Some iron clad rules of pack fitting as follows, this may help you:

1. Forget the measuring tape, get in a shop and get some packs on your back, loaded with atleast 25lbs, think about shoes...do you trust a measurement or would you prefer to try them on and walk around? All packs fit differently, even when choosing different series of packs by the same company.

2. The location of the hipbelt is critical and another thing a measuring tape won't show you. The top edge of the hipbelt should be anywhere from 1/2 inch to 1 inch above the top crest of the hipbone. What this means is that you should be able to sit down without any interference from your legs on the hipbelt, and this also means the top edge of the belt should be fairly close to the bottom of your ribcage. Try sitting down with the pack...if this is painful the hipbelt is too low. Packs are based on the skeletical structure, not love handles...if you have a few extra pounds on you remember you should be wearing the pack considerably higher than you might wear your pants. It might seem uncomfortable at first, but it's also correct and it will become natural within a few miles.

3. A correct sized pack will require nothing more than a slight adjustment on the shoulder straps to get the hipbelt in the right location. If you are bending over, or hiking up the pack by the hipbelt - the pack is too big for you in most circumstances and you need a smaller size (or you need to loosen your shoulder harness stabilizer straps). At the most, a slight shoulder shrug will get the belt at the right location (which also thins you out and gives the belt a better grab), if anything more is needed - wrong size.

4. Many serious long distance hikers have little clue on how to put a pack on correctly, so needles to say, this problem is more common with less experienced hikers (driving a car for 100,000 miles doesn't mean you know how to change brake pads, driving 300,000 won't teach you this either!). Not knowing how to 'apply' a pack will often result in choosing the wrong frame size - this is where salespeople can make or break a fit. There is a process to putting on a pack and it's really not very subjective, most high end manufacturers will post this on their website and catalogs.

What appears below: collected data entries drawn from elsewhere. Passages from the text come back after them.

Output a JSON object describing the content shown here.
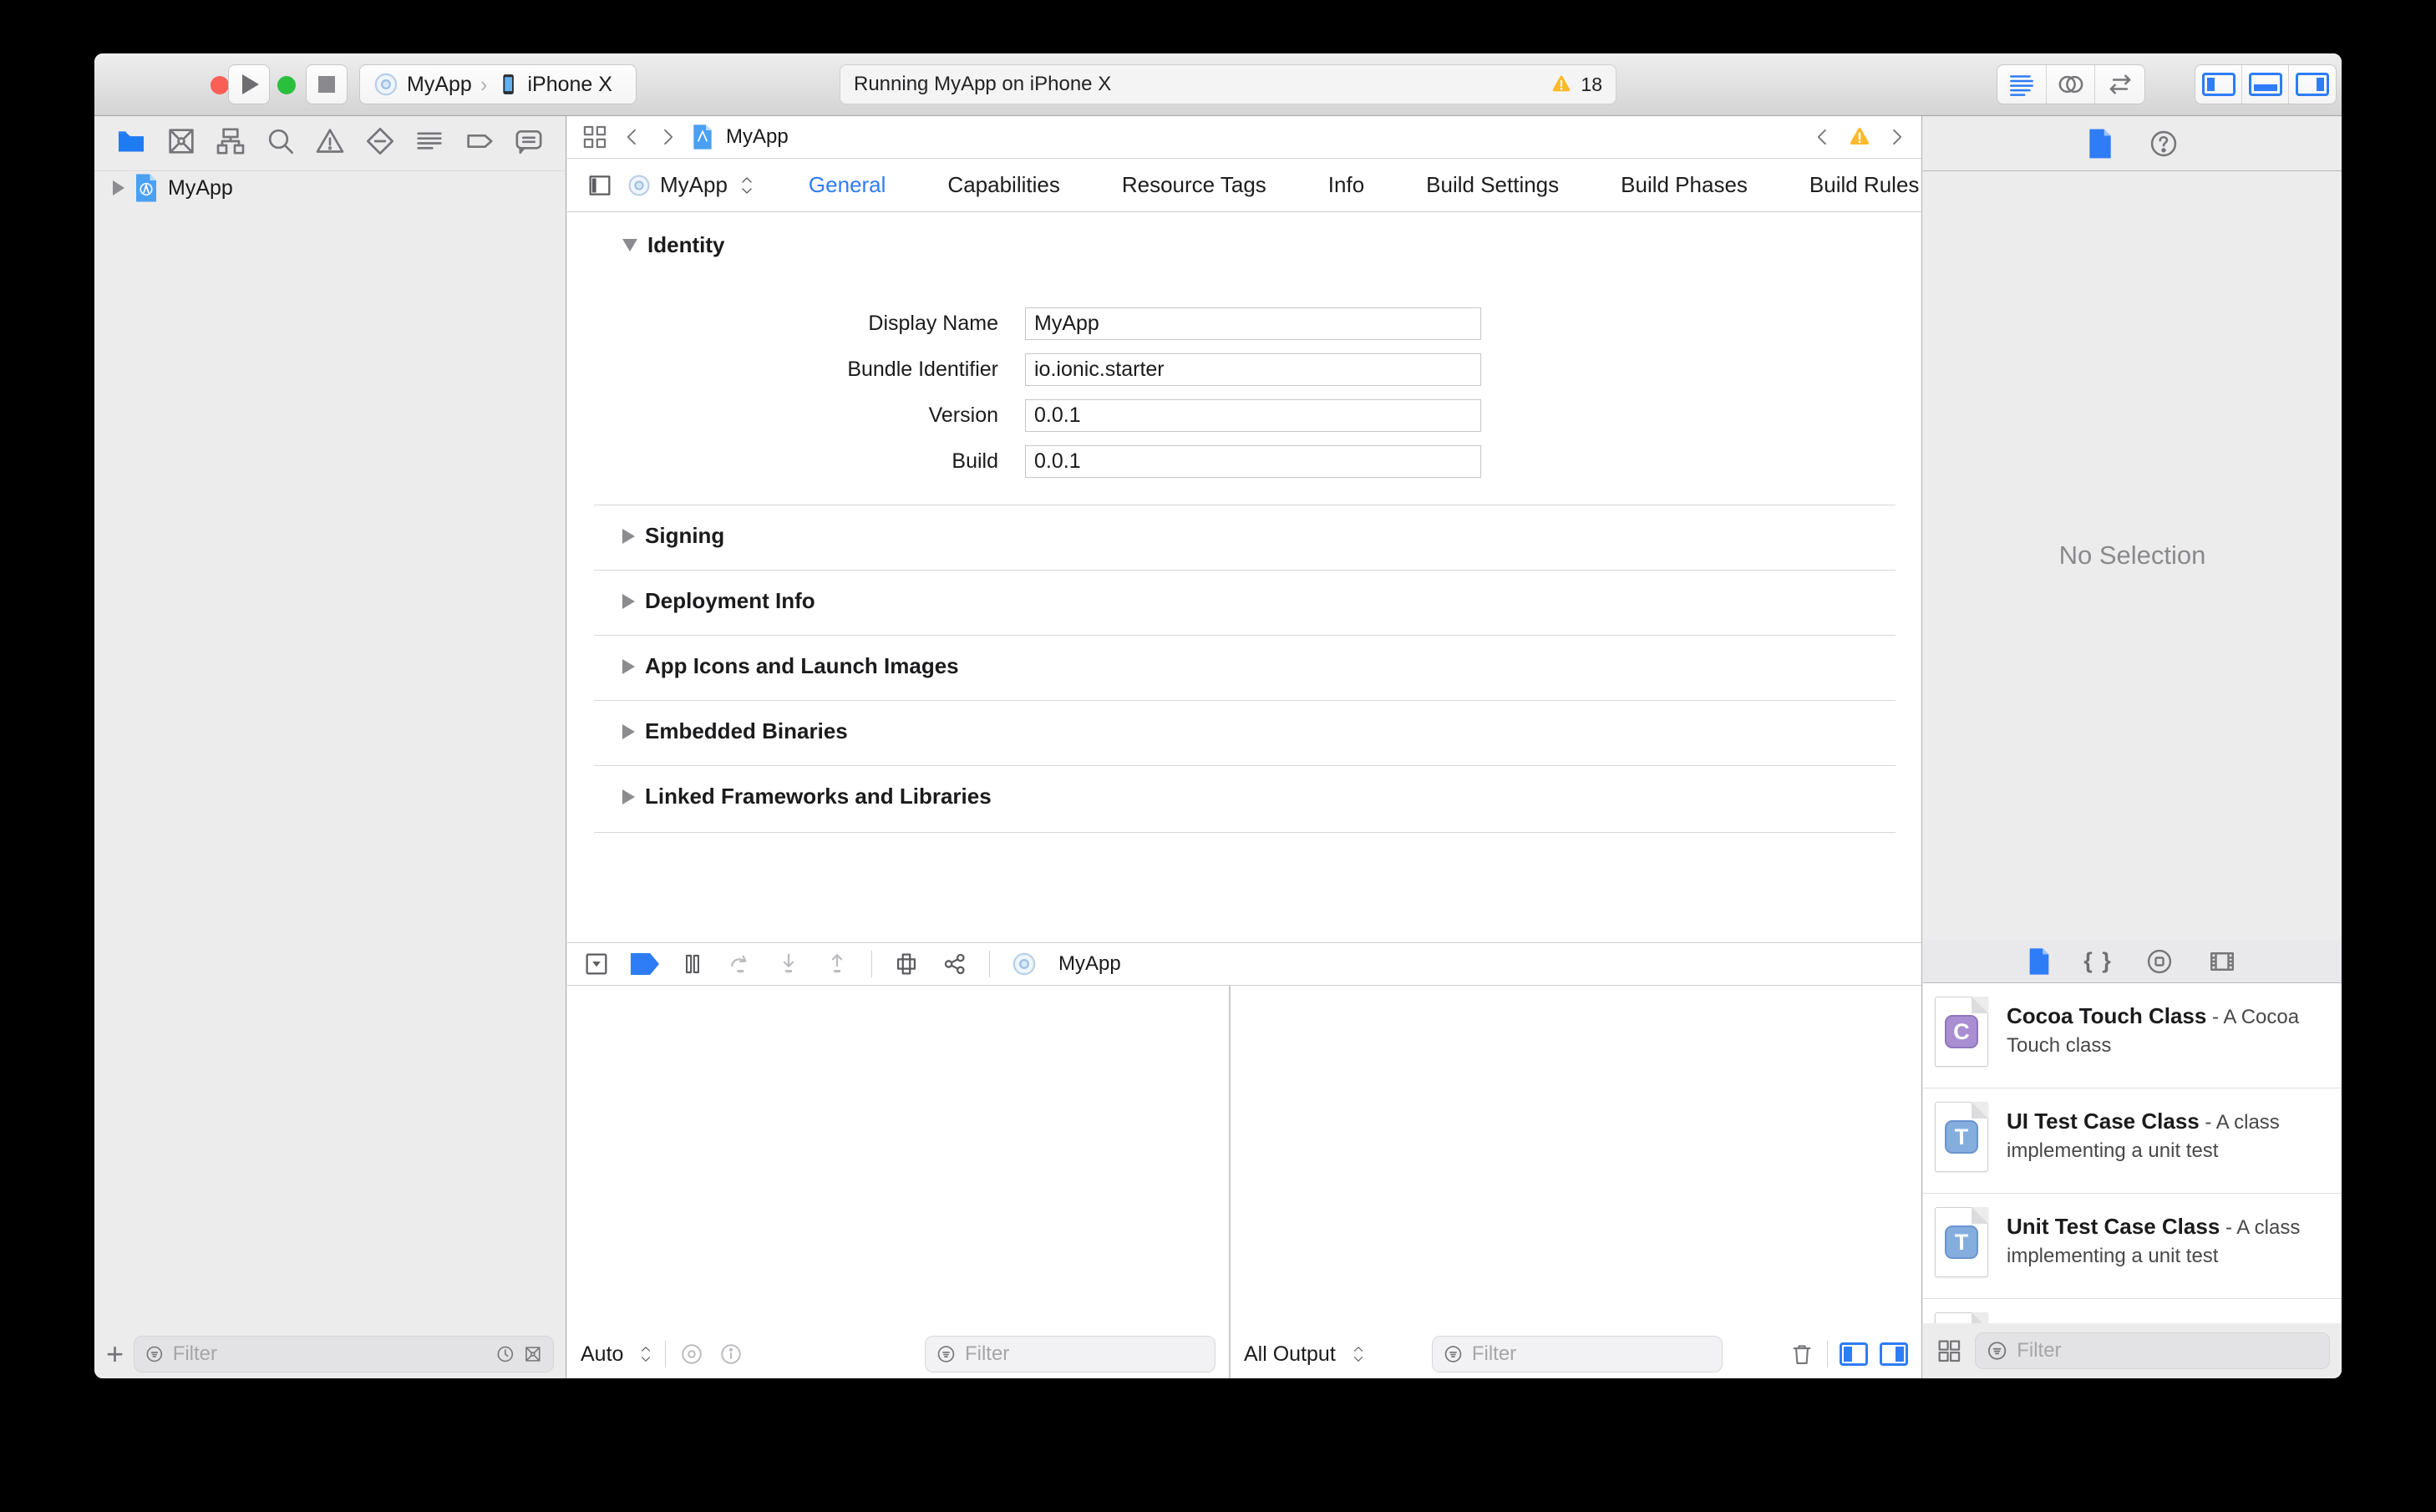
{
  "colors": {
    "accent": "#2e7cf6",
    "warning": "#fdb92b"
  },
  "toolbar": {
    "scheme_project": "MyApp",
    "scheme_device": "iPhone X",
    "status_text": "Running MyApp on iPhone X",
    "warning_count": "18"
  },
  "navigator": {
    "project_name": "MyApp",
    "add_glyph": "+",
    "filter_placeholder": "Filter"
  },
  "editor": {
    "jumpbar_file": "MyApp",
    "target_name": "MyApp",
    "tabs": [
      "General",
      "Capabilities",
      "Resource Tags",
      "Info",
      "Build Settings",
      "Build Phases",
      "Build Rules"
    ],
    "identity": {
      "title": "Identity",
      "fields": [
        {
          "label": "Display Name",
          "value": "MyApp"
        },
        {
          "label": "Bundle Identifier",
          "value": "io.ionic.starter"
        },
        {
          "label": "Version",
          "value": "0.0.1"
        },
        {
          "label": "Build",
          "value": "0.0.1"
        }
      ]
    },
    "collapsed_sections": [
      "Signing",
      "Deployment Info",
      "App Icons and Launch Images",
      "Embedded Binaries",
      "Linked Frameworks and Libraries"
    ]
  },
  "debug": {
    "bar_target": "MyApp",
    "variables_scope": "Auto",
    "console_scope": "All Output",
    "variables_filter_placeholder": "Filter",
    "console_filter_placeholder": "Filter"
  },
  "inspector": {
    "empty_text": "No Selection",
    "library": {
      "braces_glyph": "{ }",
      "items": [
        {
          "badge": "C",
          "title": "Cocoa Touch Class",
          "desc": "- A Cocoa Touch class"
        },
        {
          "badge": "T",
          "title": "UI Test Case Class",
          "desc": "- A class implementing a unit test"
        },
        {
          "badge": "T",
          "title": "Unit Test Case Class",
          "desc": "- A class implementing a unit test"
        }
      ],
      "filter_placeholder": "Filter"
    }
  }
}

5. When fit properly, the shoulder harness should connect to the pack at a point approximately 1-2 inches below the highest point of the shoulder. Most frame sizes are in 2 inch increments (for high end packs) so if the straps wrap 3 inches then you move up in size, if they go straight back then the pack is too big. The obvious exception here is when you have a half-inch of wrap, then many people find that is better than 2.5 inches of wrap which can get heavy in the shoulders.

6. Always, always loosen your stabilizer straps, they are the straps that run off your hipbelt and shoulder harness to the pack bag. If they are left tight, the fit and performance of the pack will be greatly compromised. On very ultralight packs these straps may not exist fyi.

As for recommendations - I would start with Osprey and Gregory, if you seek lighter then I would recommend Granite Gear and ULA. Personally speaking, everything is covered by those 4 manufacturers, fit, suspension, multiple shoulder harnesses and hipbelts, hipbelt cants, womens fits, you will find it all with those 4. And yes...there are other decent packs out there.

And always go with feel...assuming you are fit properly, what feels good on your back is what's good for you!

06-15-2010, 08:00
Stranger, thanks for the great info. After spending an hour at a local REI, and learing pretty much everything you mentioned there from a fantastic salesman, I know for sure that the experience at my local outfitter was a joke.

06-15-2010, 08:23
That's great news mate, glad to hear you got sorted out! REI has always been a favorite of mine as well.